An alert is considered an incident if, after a couple of minutes, the alert cannot be resolved and it has an impact on the entire system and the users.
Sometimes, an incident is a result of an upstream or downstream service issue. This is why we also take a look at those. This is synonymous with checking the “Airways” and “Breathing” mentioned above. The goal is to ascertain if the incident is an isolated one.
Verify incident impact. From the understanding of the incident, we look at some critical dashboards to ascertain the impact of the alert. Different alerts have different priority levels and depending on the level, the urgency of the fix and its impact on the business need to be communicated.
Communicate. Effective communication is required while on call, not just when there is an incident. While resolving an incident, one of the on-call engineers (incident commander) is expected to leave a short and descriptive message on the outcome of the entire process. A failing Kubernetes pod may just be a result of an even bigger issue.
In some cases, the engineer is expected to apply a quick fix and then write a detailed suggestion for a stable fix to the team.
Apply a fix. “Stop the bleeding…” After discovering the issue, the next goal will be how to fix it. The fix could be temporary, and if that is the case, the on-call engineer will have to pass the information with proper detail of the incident to the team in charge of the microservice.
The backbone of our on-call duty is our monitoring setup. Without proper and accurate monitoring, it will be like driving at night without headlights. We have a robust and resilient monitoring stack built with Prometheus, Thanos, and Grafana.
One thing is clear from the above architectural diagram; we care about our monitoring setup. What we also care about while on-call is getting to the right Grafana dashboards in a split of seconds after receiving an alert. For that reason, every alert message contains the following:
- The error message
- The impacted service
- The Grafana dashboard to look at
- The runbook to help debug and fix the error
While the on-call engineers are the first responders to any incident, alerts can be escalated if any of the following happens:
- The alert was not acknowledged by either of the engineers on-call after repeated alerting by Opsgenie (our on-call tool)
- The severity of the alert is at a much larger scale and will require a ‘war room’ kind of resolution. This can be done by manually adding the responders to an alert or incident. War room in this context refers to engineers coming together to mitigate an incident. This could be done over a Zoom call or with the use of the Opsgenie’s Incident Command Center.
Postmortem are written with these questions in mind:
- How many of our users were affected?
- How many of our services were degraded?
- What were the learnings from the incident?
- What is the financial impact of the incident?

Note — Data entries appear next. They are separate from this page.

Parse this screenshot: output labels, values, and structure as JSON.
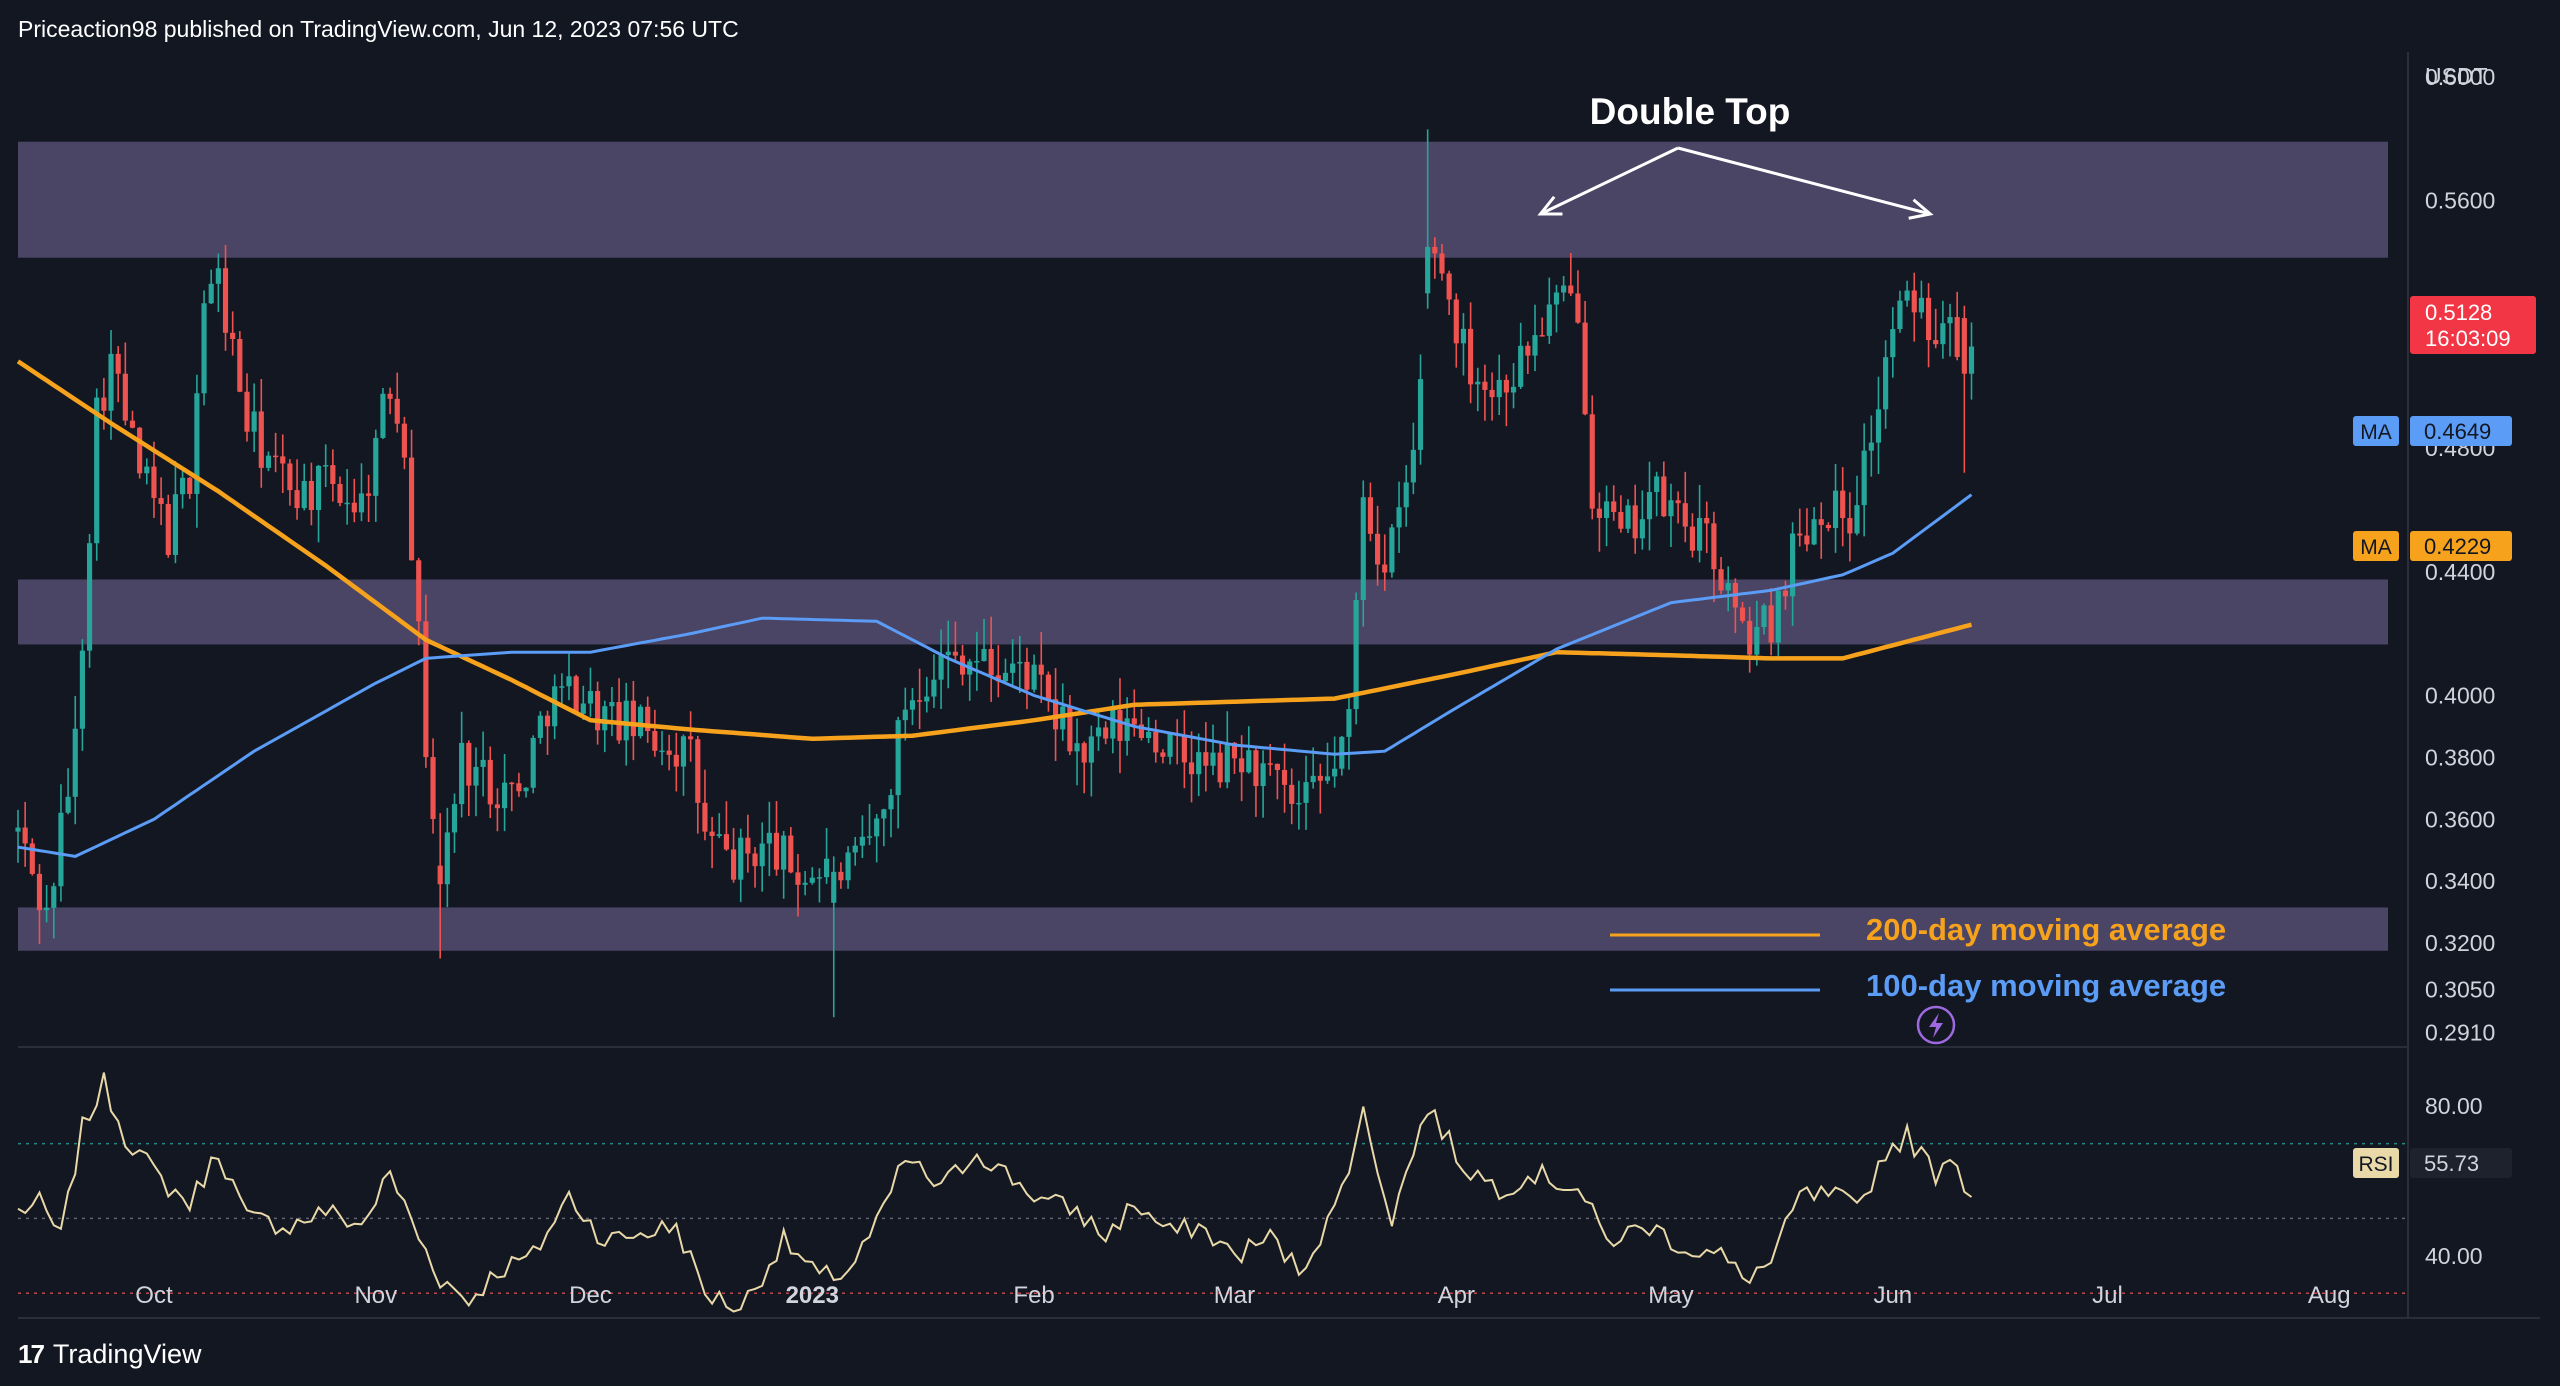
{
  "header": {
    "published_line": "Priceaction98 published on TradingView.com, Jun 12, 2023 07:56 UTC"
  },
  "footer": {
    "logo_glyph": "17",
    "brand": "TradingView"
  },
  "colors": {
    "background": "#131722",
    "up": "#26a69a",
    "down": "#ef5350",
    "ma100": "#5b9cf6",
    "ma200": "#f7a21c",
    "zone": "#524b6e",
    "rsi_line": "#e9d9a8",
    "last_price": "#f23645",
    "axis_text": "#d1d4dc"
  },
  "chart_data": [
    {
      "type": "candlestick",
      "title": "",
      "price_axis_unit": "USDT",
      "ylim": [
        0.288,
        0.608
      ],
      "y_ticks": [
        "0.6000",
        "0.5600",
        "0.5200",
        "0.4800",
        "0.4400",
        "0.4000",
        "0.3800",
        "0.3600",
        "0.3400",
        "0.3200",
        "0.3050",
        "0.2910"
      ],
      "x_axis_labels": [
        "Oct",
        "Nov",
        "Dec",
        "2023",
        "Feb",
        "Mar",
        "Apr",
        "May",
        "Jun",
        "Jul",
        "Aug"
      ],
      "x_axis_dates": [
        "2022-10-01",
        "2022-11-01",
        "2022-12-01",
        "2023-01-01",
        "2023-02-01",
        "2023-03-01",
        "2023-04-01",
        "2023-05-01",
        "2023-06-01",
        "2023-07-01",
        "2023-08-01"
      ],
      "date_range": [
        "2022-09-12",
        "2023-06-12"
      ],
      "axis_end_date": "2023-08-12",
      "price_knots": [
        [
          "2022-09-12",
          0.356
        ],
        [
          "2022-09-16",
          0.328
        ],
        [
          "2022-09-20",
          0.385
        ],
        [
          "2022-09-23",
          0.492
        ],
        [
          "2022-09-25",
          0.508
        ],
        [
          "2022-09-29",
          0.472
        ],
        [
          "2022-10-03",
          0.452
        ],
        [
          "2022-10-06",
          0.472
        ],
        [
          "2022-10-08",
          0.528
        ],
        [
          "2022-10-10",
          0.534
        ],
        [
          "2022-10-14",
          0.488
        ],
        [
          "2022-10-18",
          0.472
        ],
        [
          "2022-10-22",
          0.466
        ],
        [
          "2022-10-26",
          0.468
        ],
        [
          "2022-10-30",
          0.462
        ],
        [
          "2022-11-03",
          0.5
        ],
        [
          "2022-11-05",
          0.484
        ],
        [
          "2022-11-08",
          0.385
        ],
        [
          "2022-11-10",
          0.339
        ],
        [
          "2022-11-13",
          0.38
        ],
        [
          "2022-11-17",
          0.372
        ],
        [
          "2022-11-21",
          0.368
        ],
        [
          "2022-11-25",
          0.398
        ],
        [
          "2022-11-29",
          0.402
        ],
        [
          "2022-12-03",
          0.393
        ],
        [
          "2022-12-07",
          0.39
        ],
        [
          "2022-12-12",
          0.385
        ],
        [
          "2022-12-15",
          0.38
        ],
        [
          "2022-12-17",
          0.354
        ],
        [
          "2022-12-21",
          0.346
        ],
        [
          "2022-12-26",
          0.352
        ],
        [
          "2022-12-30",
          0.342
        ],
        [
          "2023-01-03",
          0.343
        ],
        [
          "2023-01-07",
          0.344
        ],
        [
          "2023-01-11",
          0.362
        ],
        [
          "2023-01-14",
          0.398
        ],
        [
          "2023-01-18",
          0.41
        ],
        [
          "2023-01-22",
          0.414
        ],
        [
          "2023-01-27",
          0.408
        ],
        [
          "2023-01-31",
          0.408
        ],
        [
          "2023-02-04",
          0.392
        ],
        [
          "2023-02-08",
          0.38
        ],
        [
          "2023-02-12",
          0.388
        ],
        [
          "2023-02-16",
          0.391
        ],
        [
          "2023-02-21",
          0.38
        ],
        [
          "2023-02-26",
          0.376
        ],
        [
          "2023-03-02",
          0.38
        ],
        [
          "2023-03-06",
          0.372
        ],
        [
          "2023-03-10",
          0.362
        ],
        [
          "2023-03-14",
          0.373
        ],
        [
          "2023-03-17",
          0.39
        ],
        [
          "2023-03-19",
          0.468
        ],
        [
          "2023-03-22",
          0.438
        ],
        [
          "2023-03-26",
          0.478
        ],
        [
          "2023-03-29",
          0.545
        ],
        [
          "2023-04-02",
          0.512
        ],
        [
          "2023-04-06",
          0.498
        ],
        [
          "2023-04-10",
          0.508
        ],
        [
          "2023-04-14",
          0.524
        ],
        [
          "2023-04-18",
          0.528
        ],
        [
          "2023-04-20",
          0.468
        ],
        [
          "2023-04-24",
          0.45
        ],
        [
          "2023-04-28",
          0.465
        ],
        [
          "2023-05-02",
          0.458
        ],
        [
          "2023-05-07",
          0.446
        ],
        [
          "2023-05-11",
          0.418
        ],
        [
          "2023-05-15",
          0.424
        ],
        [
          "2023-05-18",
          0.448
        ],
        [
          "2023-05-22",
          0.462
        ],
        [
          "2023-05-26",
          0.458
        ],
        [
          "2023-05-30",
          0.494
        ],
        [
          "2023-06-01",
          0.52
        ],
        [
          "2023-06-04",
          0.528
        ],
        [
          "2023-06-07",
          0.52
        ],
        [
          "2023-06-09",
          0.53
        ],
        [
          "2023-06-11",
          0.504
        ],
        [
          "2023-06-12",
          0.5128
        ]
      ],
      "ma100_knots": [
        [
          "2022-09-12",
          0.351
        ],
        [
          "2022-09-20",
          0.348
        ],
        [
          "2022-10-01",
          0.36
        ],
        [
          "2022-10-15",
          0.382
        ],
        [
          "2022-11-01",
          0.404
        ],
        [
          "2022-11-08",
          0.412
        ],
        [
          "2022-11-20",
          0.414
        ],
        [
          "2022-12-01",
          0.414
        ],
        [
          "2022-12-15",
          0.42
        ],
        [
          "2022-12-25",
          0.425
        ],
        [
          "2023-01-10",
          0.424
        ],
        [
          "2023-01-20",
          0.412
        ],
        [
          "2023-02-01",
          0.4
        ],
        [
          "2023-02-15",
          0.39
        ],
        [
          "2023-03-01",
          0.384
        ],
        [
          "2023-03-15",
          0.381
        ],
        [
          "2023-03-22",
          0.382
        ],
        [
          "2023-04-01",
          0.396
        ],
        [
          "2023-04-15",
          0.415
        ],
        [
          "2023-05-01",
          0.43
        ],
        [
          "2023-05-15",
          0.434
        ],
        [
          "2023-05-25",
          0.439
        ],
        [
          "2023-06-01",
          0.446
        ],
        [
          "2023-06-12",
          0.4649
        ]
      ],
      "ma200_knots": [
        [
          "2022-09-12",
          0.508
        ],
        [
          "2022-09-25",
          0.488
        ],
        [
          "2022-10-10",
          0.466
        ],
        [
          "2022-10-25",
          0.442
        ],
        [
          "2022-11-08",
          0.418
        ],
        [
          "2022-11-20",
          0.405
        ],
        [
          "2022-12-01",
          0.392
        ],
        [
          "2022-12-15",
          0.389
        ],
        [
          "2023-01-01",
          0.386
        ],
        [
          "2023-01-15",
          0.387
        ],
        [
          "2023-02-01",
          0.392
        ],
        [
          "2023-02-15",
          0.397
        ],
        [
          "2023-03-01",
          0.398
        ],
        [
          "2023-03-15",
          0.399
        ],
        [
          "2023-04-01",
          0.407
        ],
        [
          "2023-04-15",
          0.414
        ],
        [
          "2023-05-01",
          0.413
        ],
        [
          "2023-05-15",
          0.412
        ],
        [
          "2023-05-25",
          0.412
        ],
        [
          "2023-06-12",
          0.4229
        ]
      ],
      "zones": [
        {
          "from": 0.5415,
          "to": 0.579
        },
        {
          "from": 0.4165,
          "to": 0.4375
        },
        {
          "from": 0.3175,
          "to": 0.3315
        }
      ],
      "special_wicks": [
        [
          "2023-01-04",
          0.333,
          0.343,
          0.296,
          0.348
        ],
        [
          "2022-11-10",
          0.345,
          0.339,
          0.315,
          0.362
        ],
        [
          "2023-03-28",
          0.53,
          0.545,
          0.525,
          0.583
        ],
        [
          "2023-06-11",
          0.522,
          0.504,
          0.472,
          0.526
        ]
      ],
      "last_price": {
        "value": "0.5128",
        "countdown": "16:03:09"
      },
      "ma100_badge": {
        "label": "MA",
        "value": "0.4649"
      },
      "ma200_badge": {
        "label": "MA",
        "value": "0.4229"
      },
      "annotation": {
        "text": "Double Top",
        "peaks": [
          "2023-04-15",
          "2023-06-04"
        ]
      },
      "legend": [
        {
          "name": "200-day moving average",
          "color": "#f7a21c"
        },
        {
          "name": "100-day moving average",
          "color": "#5b9cf6"
        }
      ]
    },
    {
      "type": "line",
      "title": "",
      "indicator": "RSI",
      "ylim": [
        25,
        95
      ],
      "y_ticks": [
        "80.00",
        "40.00"
      ],
      "bands": [
        70,
        50,
        30
      ],
      "last_value": {
        "label": "RSI",
        "value": "55.73"
      },
      "rsi_knots": [
        [
          "2022-09-12",
          52
        ],
        [
          "2022-09-15",
          54
        ],
        [
          "2022-09-18",
          45
        ],
        [
          "2022-09-21",
          74
        ],
        [
          "2022-09-24",
          86
        ],
        [
          "2022-09-27",
          72
        ],
        [
          "2022-10-02",
          60
        ],
        [
          "2022-10-06",
          54
        ],
        [
          "2022-10-10",
          68
        ],
        [
          "2022-10-14",
          50
        ],
        [
          "2022-10-20",
          48
        ],
        [
          "2022-10-25",
          52
        ],
        [
          "2022-10-30",
          48
        ],
        [
          "2022-11-03",
          62
        ],
        [
          "2022-11-07",
          45
        ],
        [
          "2022-11-10",
          34
        ],
        [
          "2022-11-14",
          28
        ],
        [
          "2022-11-18",
          36
        ],
        [
          "2022-11-23",
          40
        ],
        [
          "2022-11-28",
          56
        ],
        [
          "2022-12-03",
          44
        ],
        [
          "2022-12-08",
          46
        ],
        [
          "2022-12-13",
          48
        ],
        [
          "2022-12-17",
          30
        ],
        [
          "2022-12-22",
          26
        ],
        [
          "2022-12-28",
          44
        ],
        [
          "2023-01-02",
          34
        ],
        [
          "2023-01-06",
          36
        ],
        [
          "2023-01-10",
          48
        ],
        [
          "2023-01-14",
          66
        ],
        [
          "2023-01-19",
          58
        ],
        [
          "2023-01-24",
          68
        ],
        [
          "2023-01-28",
          62
        ],
        [
          "2023-02-02",
          55
        ],
        [
          "2023-02-07",
          52
        ],
        [
          "2023-02-11",
          45
        ],
        [
          "2023-02-15",
          54
        ],
        [
          "2023-02-20",
          46
        ],
        [
          "2023-02-24",
          48
        ],
        [
          "2023-03-01",
          40
        ],
        [
          "2023-03-06",
          45
        ],
        [
          "2023-03-10",
          36
        ],
        [
          "2023-03-15",
          52
        ],
        [
          "2023-03-19",
          78
        ],
        [
          "2023-03-23",
          50
        ],
        [
          "2023-03-28",
          80
        ],
        [
          "2023-04-02",
          64
        ],
        [
          "2023-04-07",
          58
        ],
        [
          "2023-04-12",
          62
        ],
        [
          "2023-04-18",
          58
        ],
        [
          "2023-04-22",
          44
        ],
        [
          "2023-04-28",
          48
        ],
        [
          "2023-05-03",
          42
        ],
        [
          "2023-05-08",
          40
        ],
        [
          "2023-05-11",
          34
        ],
        [
          "2023-05-15",
          38
        ],
        [
          "2023-05-19",
          56
        ],
        [
          "2023-05-24",
          56
        ],
        [
          "2023-05-27",
          52
        ],
        [
          "2023-05-31",
          68
        ],
        [
          "2023-06-03",
          72
        ],
        [
          "2023-06-07",
          62
        ],
        [
          "2023-06-09",
          68
        ],
        [
          "2023-06-12",
          55.73
        ]
      ]
    }
  ]
}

At least, one of the above questions has to be answered before we can write a postmortem. We write a detailed postmortem that highlights the incident, its impact on the business (if any), the steps that were taken to resolve them, and actionable steps to forestall future occurrences.
Finally, we have weekly alignment meetings where we discuss everything that happened in the past week. This discussion centers mostly on the on-call engineers giving an account of an incident that was encountered during the week. It is the practice that new on-call engineers become part of these meetings and ask clarifying questions as these discussions are going on.